オカリーナの焼成温度


陶芸では、素地の強度を増し、吸水性を持たせ、釉薬のつきが良くなるように、本焼き前に「素焼き」を行います。 「素焼き」は、素地が焼き締まって吸水性が失われ、釉薬のつきが悪くならないように、高い温度では焼成致しません。(750〜800度くらい)
陶芸の場合は、「素焼き」の後に高温(1230〜1280度程度)での「本焼き」焼成を行いますので、焼き締まって素地の強度はさらに増し、吸水性が失われ(水漏れしにくくなり)、 器として、使用に耐えるようになります。

さて、オカリーナは「素焼き」ですが、オカリーナの場合は、どうでしょうか?
「素焼き」でも、焼成温度を上げれば、焼き締まり、硬く丈夫に、割れにくくなります。
ですから、店舗等で展示中にぶつけたりして、割れたりかけたりしないようにとの用心のためか? 高めの温度で焼かれているオカリーナもあります。
食器並みに、本焼きされているもの、釉薬をかけてあるものさえあります。(釉薬の溶ける温度は概ね1200度以上)

<高温焼成のデメリット>
焼成温度を高くする事が、オカリーナを割れにくくするなど、良い事ばかりなら、メーカーも個人制作者も、みな高い温度で、焼成するのでしょうが、 それをしないのは、高温焼成にはオカリーナにとってはデメリットがあるからです。
1.音が硬くなる・・・これについては好みの問題で、焼きしまって硬くなった音を、透明感があるとか、張りつめた音で良いといって、好む人がいます。
もう一つ、高温焼成の特徴である、吸水性が失われた結果、
2.結露しやすくなる・・・これが、最大のデメリットです。

えっ!と耳を疑うような高温で焼かれているオカリーナや、本焼き(二度焼き)しているオカリーナの制作者は、 楽器としての機能が損なわれていることに、気がついていないのか?
或いは、壊れにくくして商品として耐久性を持たせる事、外面を陶器並に美しくする事にのみ、とらわれているのか?

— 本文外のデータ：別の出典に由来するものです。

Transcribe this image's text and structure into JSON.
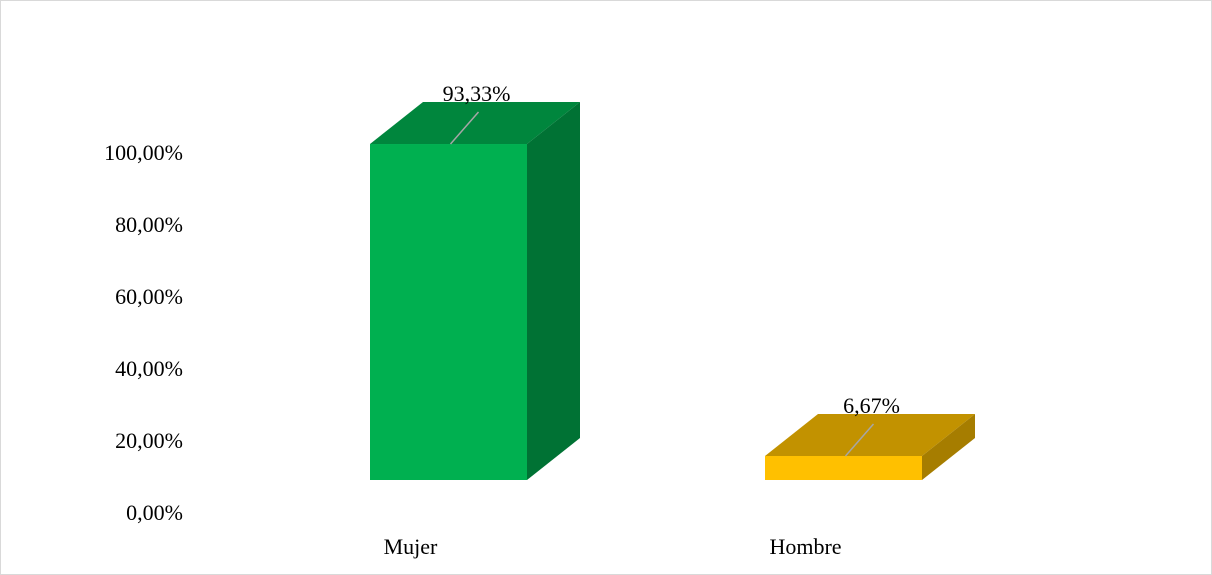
{
  "chart_data": {
    "type": "bar3d",
    "categories": [
      "Mujer",
      "Hombre"
    ],
    "values": [
      93.33,
      6.67
    ],
    "value_labels": [
      "93,33%",
      "6,67%"
    ],
    "colors": [
      "#00b050",
      "#ffc000"
    ],
    "ylim": [
      0,
      100
    ],
    "yticks": [
      {
        "value": 0,
        "label": "0,00%"
      },
      {
        "value": 20,
        "label": "20,00%"
      },
      {
        "value": 40,
        "label": "40,00%"
      },
      {
        "value": 60,
        "label": "60,00%"
      },
      {
        "value": 80,
        "label": "80,00%"
      },
      {
        "value": 100,
        "label": "100,00%"
      }
    ]
  }
}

焼成温度が高くても低くても、外見は同じように見えますから、消費者であるオカリーナ愛好者は困りますね。 ある日突然、音が出なくなりますから・・・(この件については、ワンポイントアドバイスを、ご覧ください)
高温焼成が原因で発症した結露は、直りません。

<低温焼成のデメリット>
それでは、焼成温度は、低ければ良いのだろうと思われるかも知れませんが、あまり低すぎると焼きがあまく、もろいですから、練習時の運指で、 指穴を摩滅させ、広げてしまうことがあります。
知らず知らず、指穴の直径が大きくなってしまうのです。(指に削れた粉がついて、気がつく人もいます。)
当然、ピッチ(音程)は狂い音痴になります。

上記の理由で、まともなメーカー・制作者は、低温の限界と高温の限界を考慮しながら、焼成温度を決め、焼いていると思います。
楽器として、長くお使いになりたかったら、高温焼成のオカリーナは要注意! 避けた方が良いです。
低温焼成を売り物にしているオカリーナも、上記の理由で、低すぎると楽器としての寿命が短いので、要注意! 
焼成温度は、高すぎても低すぎても問題有り・・・なのです。

割れても、結露して高音が出なくなっても、指穴が摩滅しても、オカリーナは買い直さなくてはなりません。
短期間で買い換えるつもりなら、焼成温度などはどうでも良いでしょう。(笑)


<ここでひとつ問題点>
「焼成温度は高すぎてはいかん! 低すぎてもいかん! だったら何度だったらいいの?」とお思いの、自作されている方へ
焼成窯に、温度計を入れて温度を測りますが、表示された温度は、その温度計の周辺の温度であって、窯の内部全体の温度を示していないと言うことを、 まず、認識ください。
ストーブを焚いた部屋で温度を測れば、ストーブの上部は高温を示し、ストーブから遠い位置の床は低温を示します。これと同じ現象が、窯の中で起きています。
ですから、人が○○度で焼いていると聞き、同じ温度で焼いても、窯が違い、粘土も違い、温度計も違い、温度計を差し込む位置も違い、焼き方も違い・・・ 当然、同じ結果にはなりません。温度計の精度の問題もあります。
焼いては演奏に使い、また焼いては前の物と比較して・・・と、自分でいろいろ試していくしかないのです。